The Persistence of Neural Collapse Despite Low-Rank Bias
Connall Garrod, Jonathan P. Keating
TL;DR
The work investigates why neural collapse (NC) and its deep variant (DNC) arise in trained classifiers, focusing on deep unconstrained feature models (UFM) under cross-entropy loss. It provides a global analysis showing that high-rank DNC is not generally optimal as network depth grows, exposing a low-rank bias that constrains the singular values of the optimal output $Z$ and shapes the loss landscape. The study proves that, for deep linear UFMs, global minima favor diagonally superior, low-rank structures and that DNC can persist as a local minimum or critical point with vanishing gradients or PSD Hessian when regularization is small.

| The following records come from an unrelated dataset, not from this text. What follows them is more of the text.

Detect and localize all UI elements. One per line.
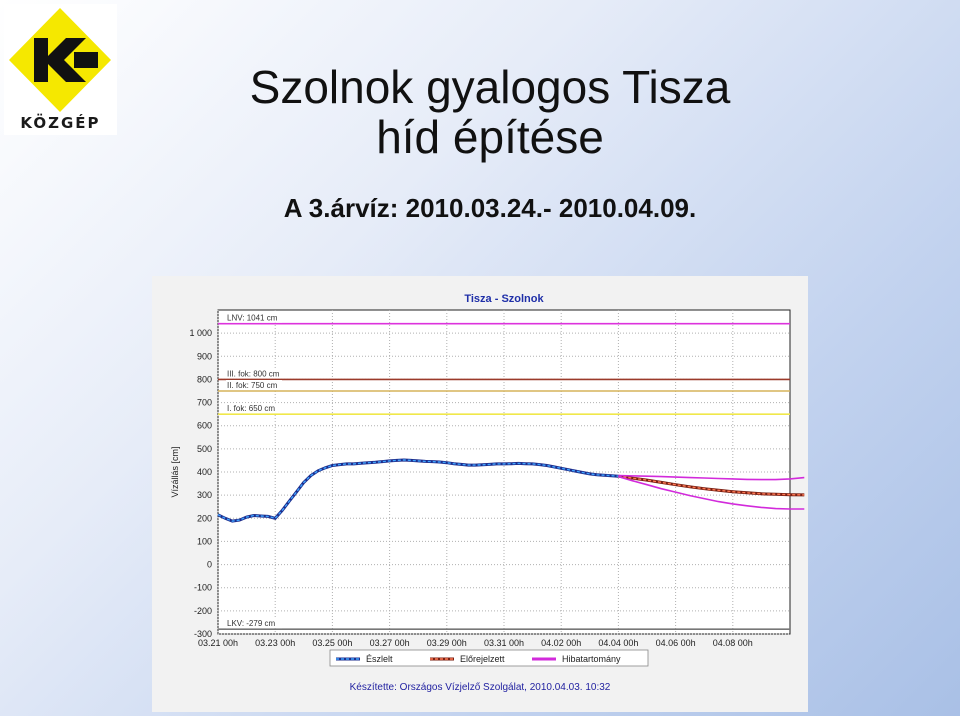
water-level-chart: Tisza - Szolnok 1 000 900 800 700 600 500 400 30… bbox=[170, 293, 805, 667]
y-tick-label: 300 bbox=[197, 490, 212, 500]
y-tick-label: -100 bbox=[194, 583, 212, 593]
y-tick-label: 500 bbox=[197, 444, 212, 454]
y-tick-label: 100 bbox=[197, 536, 212, 546]
series-line-forecast-dash bbox=[618, 475, 805, 496]
series-line-error-band bbox=[618, 474, 805, 481]
y-tick-label: 400 bbox=[197, 467, 212, 477]
logo-k-bar bbox=[74, 52, 98, 68]
reference-label: I. fok: 650 cm bbox=[227, 404, 275, 413]
reference-label: LNV: 1041 cm bbox=[227, 314, 278, 323]
y-tick-label: -300 bbox=[194, 629, 212, 639]
logo-text: KÖZGÉP bbox=[20, 114, 101, 132]
y-tick-label: 800 bbox=[197, 374, 212, 384]
slide-subtitle: A 3.árvíz: 2010.03.24.- 2010.04.09. bbox=[283, 193, 697, 223]
legend-label: Hibatartomány bbox=[562, 654, 621, 664]
x-tick-label: 03.21 00h bbox=[198, 638, 238, 648]
x-tick-label: 04.02 00h bbox=[541, 638, 581, 648]
x-tick-label: 03.31 00h bbox=[484, 638, 524, 648]
legend-label: Előrejelzett bbox=[460, 654, 505, 664]
reference-label-bg bbox=[226, 380, 282, 390]
x-tick-label: 04.06 00h bbox=[656, 638, 696, 648]
series-line-error-band bbox=[618, 475, 805, 510]
slide-title-line-2: híd építése bbox=[376, 111, 604, 163]
x-tick-label: 03.29 00h bbox=[427, 638, 467, 648]
x-tick-label: 03.25 00h bbox=[312, 638, 352, 648]
reference-label: LKV: -279 cm bbox=[227, 619, 276, 628]
y-tick-label: 900 bbox=[197, 351, 212, 361]
company-logo: KÖZGÉP bbox=[4, 4, 117, 135]
x-tick-label: 04.08 00h bbox=[713, 638, 753, 648]
x-tick-label: 04.04 00h bbox=[598, 638, 638, 648]
chart-panel: Tisza - Szolnok 1 000 900 800 700 600 500 400 30… bbox=[152, 276, 808, 712]
y-tick-label: 200 bbox=[197, 513, 212, 523]
reference-label-bg bbox=[226, 403, 282, 414]
slide-title-line-1: Szolnok gyalogos Tisza bbox=[249, 61, 731, 113]
y-tick-label: 700 bbox=[197, 398, 212, 408]
reference-label-bg bbox=[226, 368, 282, 379]
reference-label-bg bbox=[226, 312, 282, 323]
chart-title: Tisza - Szolnok bbox=[464, 293, 544, 305]
reference-label: III. fok: 800 cm bbox=[227, 369, 280, 378]
y-tick-label: 600 bbox=[197, 421, 212, 431]
y-tick-label: 0 bbox=[207, 560, 212, 570]
reference-label: II. fok: 750 cm bbox=[227, 381, 278, 390]
x-tick-label: 03.27 00h bbox=[370, 638, 410, 648]
y-axis-label: Vízállás [cm] bbox=[170, 446, 180, 497]
chart-credit: Készítette: Országos Vízjelző Szolgálat,… bbox=[349, 682, 611, 693]
y-tick-label: 1 000 bbox=[189, 328, 212, 338]
y-tick-label: -200 bbox=[194, 606, 212, 616]
legend-box bbox=[329, 649, 649, 667]
slide-title: Szolnok gyalogos Tisza híd építése bbox=[140, 62, 840, 162]
reference-label-bg bbox=[226, 618, 282, 629]
logo-k-mark bbox=[34, 38, 86, 82]
series-line-observed-dash bbox=[217, 459, 619, 522]
legend-label: Észlelt bbox=[366, 654, 393, 664]
logo-graphic bbox=[9, 8, 111, 112]
x-tick-label: 03.23 00h bbox=[255, 638, 295, 648]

Extending to deep ReLU UFMs, the results hold under reasonable assumptions, confirming the persistence of low-rank bias across nonlinearities and providing theoretical foundations for the empirical observation that DNC often appears despite suboptimality. Overall, the paper offers the first comprehensive theoretical framework linking low-rank bias to the prevalence of DNC, with implications for how optimization dynamics and architecture influence feature- and weight-space geometry in deep networks.
Abstract
Neural collapse (NC) and its multi-layer variant, deep neural collapse (DNC), describe a structured geometry that occurs in the features and weights of trained deep networks. Recent theoretical work by Sukenik et al. using a deep unconstrained feature model (UFM) suggests that DNC is suboptimal under mean squared error (MSE) loss. They heuristically argue that this is due to low-rank bias induced by L2 regularization. In this work, we extend this result to deep UFMs trained with cross-entropy loss, showing that high-rank structures, including DNC, are not generally optimal. We characterize the associated low-rank bias, proving a fixed bound on the number of non-negligible singular values at global minima as network depth increases. We further analyze the loss surface, demonstrating that DNC is more prevalent in the landscape than other critical configurations, which we argue explains its frequent empirical appearance. Our results are validated through experiments in deep UFMs and deep neural networks.